Another pressure comes from explaining what a hallucination actually is. If it does not have the same phenomenal character as a perception, can we say anything positive about it? Martin’s answer is that there is nothing more to the phenomenal character of a perfect hallucination than its property of being introspectively indiscriminable from a real perception. Critics find this unsatisfying: they say such a negative property cannot explain how hallucinations can feel like something, or how they let us know what it would be like to see a real apple.
Still, disjunctivists can point to the undeniable fact that your whole body and mind react in similar ways to both real seeing and perfect hallucination. You duck when a rock seems to fly at you, hallucination or not. But that behavioural similarity may be explicable simply because you cannot tell the two apart, not because they are the same mental kind.
Why It Still Matters: Are You Really Looking at This?

You are reading this article now. You see black marks on a screen, and that seeing seems to give you direct access to what is in front of you. But right now, you could also be dreaming this whole moment. If disjunctivism is correct, the experience of reading while awake and the experience of dreaming that you are reading are not the same type of thing at all. One hooks you into the real world; the other does not.
If disjunctivism is wrong, then even your most vivid perceptions are, at their core, just a kind of mental movie whose true connection to reality always remains a step removed. That does not mean knowledge is impossible, but it forces you to build a bridge from the inner movie to the outer world — a bridge that skepticism threatens to burn. Disjunctivism tries to erase the gap altogether for genuine perception.

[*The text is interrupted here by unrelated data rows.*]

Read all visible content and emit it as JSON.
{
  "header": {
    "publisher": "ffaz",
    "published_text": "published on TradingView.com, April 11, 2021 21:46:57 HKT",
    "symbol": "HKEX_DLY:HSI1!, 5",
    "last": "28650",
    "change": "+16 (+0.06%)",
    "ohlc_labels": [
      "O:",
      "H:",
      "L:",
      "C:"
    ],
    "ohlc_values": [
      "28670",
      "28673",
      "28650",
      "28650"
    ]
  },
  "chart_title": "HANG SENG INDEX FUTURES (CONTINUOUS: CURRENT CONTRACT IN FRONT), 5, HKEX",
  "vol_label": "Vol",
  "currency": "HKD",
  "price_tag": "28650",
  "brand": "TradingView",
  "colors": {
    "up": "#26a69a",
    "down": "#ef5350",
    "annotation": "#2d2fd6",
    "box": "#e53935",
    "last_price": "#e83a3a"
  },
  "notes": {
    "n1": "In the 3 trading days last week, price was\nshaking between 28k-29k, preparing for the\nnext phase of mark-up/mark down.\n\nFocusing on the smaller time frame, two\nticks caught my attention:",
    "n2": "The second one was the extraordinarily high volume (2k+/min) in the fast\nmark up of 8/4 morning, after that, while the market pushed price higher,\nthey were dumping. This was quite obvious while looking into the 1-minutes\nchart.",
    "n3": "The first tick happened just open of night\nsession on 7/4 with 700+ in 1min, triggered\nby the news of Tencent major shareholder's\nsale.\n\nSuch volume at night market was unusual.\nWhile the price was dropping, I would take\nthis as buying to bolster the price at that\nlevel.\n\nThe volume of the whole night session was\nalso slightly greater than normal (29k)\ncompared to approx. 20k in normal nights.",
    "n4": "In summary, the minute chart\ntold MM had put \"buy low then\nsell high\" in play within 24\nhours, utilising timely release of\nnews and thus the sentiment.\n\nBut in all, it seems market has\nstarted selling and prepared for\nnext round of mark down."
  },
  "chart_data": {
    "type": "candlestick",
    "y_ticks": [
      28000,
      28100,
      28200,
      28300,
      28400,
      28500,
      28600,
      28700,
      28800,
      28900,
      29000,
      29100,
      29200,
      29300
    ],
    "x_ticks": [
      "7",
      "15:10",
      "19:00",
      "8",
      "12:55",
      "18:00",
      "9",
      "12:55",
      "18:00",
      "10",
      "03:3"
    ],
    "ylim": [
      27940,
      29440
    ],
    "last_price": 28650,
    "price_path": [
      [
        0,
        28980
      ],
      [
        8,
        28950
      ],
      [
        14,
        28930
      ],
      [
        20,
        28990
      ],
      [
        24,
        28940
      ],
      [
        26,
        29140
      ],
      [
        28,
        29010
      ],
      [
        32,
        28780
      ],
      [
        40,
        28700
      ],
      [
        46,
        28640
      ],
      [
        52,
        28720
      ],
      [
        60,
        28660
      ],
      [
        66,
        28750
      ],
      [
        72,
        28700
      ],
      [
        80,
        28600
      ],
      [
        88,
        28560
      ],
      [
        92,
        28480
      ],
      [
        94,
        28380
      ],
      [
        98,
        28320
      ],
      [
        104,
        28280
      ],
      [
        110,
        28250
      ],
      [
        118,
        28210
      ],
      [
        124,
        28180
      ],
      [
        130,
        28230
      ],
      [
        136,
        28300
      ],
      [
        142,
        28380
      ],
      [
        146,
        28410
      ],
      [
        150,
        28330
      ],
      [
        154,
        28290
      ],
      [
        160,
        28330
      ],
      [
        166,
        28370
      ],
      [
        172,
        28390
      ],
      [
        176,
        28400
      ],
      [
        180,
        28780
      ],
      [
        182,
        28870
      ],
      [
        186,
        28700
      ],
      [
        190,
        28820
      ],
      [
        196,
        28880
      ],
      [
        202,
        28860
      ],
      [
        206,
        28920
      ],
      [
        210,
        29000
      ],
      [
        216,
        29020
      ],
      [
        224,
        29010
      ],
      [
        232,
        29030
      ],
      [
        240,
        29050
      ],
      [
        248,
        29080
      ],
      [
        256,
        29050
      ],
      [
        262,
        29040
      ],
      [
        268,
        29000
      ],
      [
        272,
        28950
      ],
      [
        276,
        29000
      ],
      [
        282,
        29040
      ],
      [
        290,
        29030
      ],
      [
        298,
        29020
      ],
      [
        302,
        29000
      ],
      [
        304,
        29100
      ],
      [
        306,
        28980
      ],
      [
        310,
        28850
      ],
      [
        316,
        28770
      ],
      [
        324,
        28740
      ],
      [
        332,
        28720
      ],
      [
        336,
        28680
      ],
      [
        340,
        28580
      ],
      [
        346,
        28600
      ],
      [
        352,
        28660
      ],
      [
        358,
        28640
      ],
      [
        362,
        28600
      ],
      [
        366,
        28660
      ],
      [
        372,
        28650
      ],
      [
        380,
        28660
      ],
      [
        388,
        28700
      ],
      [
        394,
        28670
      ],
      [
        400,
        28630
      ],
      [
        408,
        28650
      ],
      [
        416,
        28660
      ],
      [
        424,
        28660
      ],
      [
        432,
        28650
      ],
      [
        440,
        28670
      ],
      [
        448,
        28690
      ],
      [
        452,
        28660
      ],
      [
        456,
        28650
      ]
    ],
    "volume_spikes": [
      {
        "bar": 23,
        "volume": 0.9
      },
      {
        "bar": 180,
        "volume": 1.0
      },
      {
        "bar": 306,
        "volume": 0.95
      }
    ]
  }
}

Philosophers still disagree fiercely. But the debate touches something very close to home: when you trust your eyes, are you ever really in contact with the world, or are you always trapped inside your own head? Disjunctivism offers one way of believing that the world really can get through to you.
Think about it
- If you could be a brain in a vat, fed perfect virtual experiences, would you ever know you were not seeing real things? Would that matter to you?
- A friend swears they saw a ghost that nobody else could see. If they cannot tell the difference between seeing and hallucinating, does that prove that seeing and hallucinating are the same kind of mental event? Why might it not?
- Imagine eating your favorite food, then later having a vivid dream of eating it. Even if the dream feels identical, would you say the two experiences are of the same kind? What, if anything, could be missing?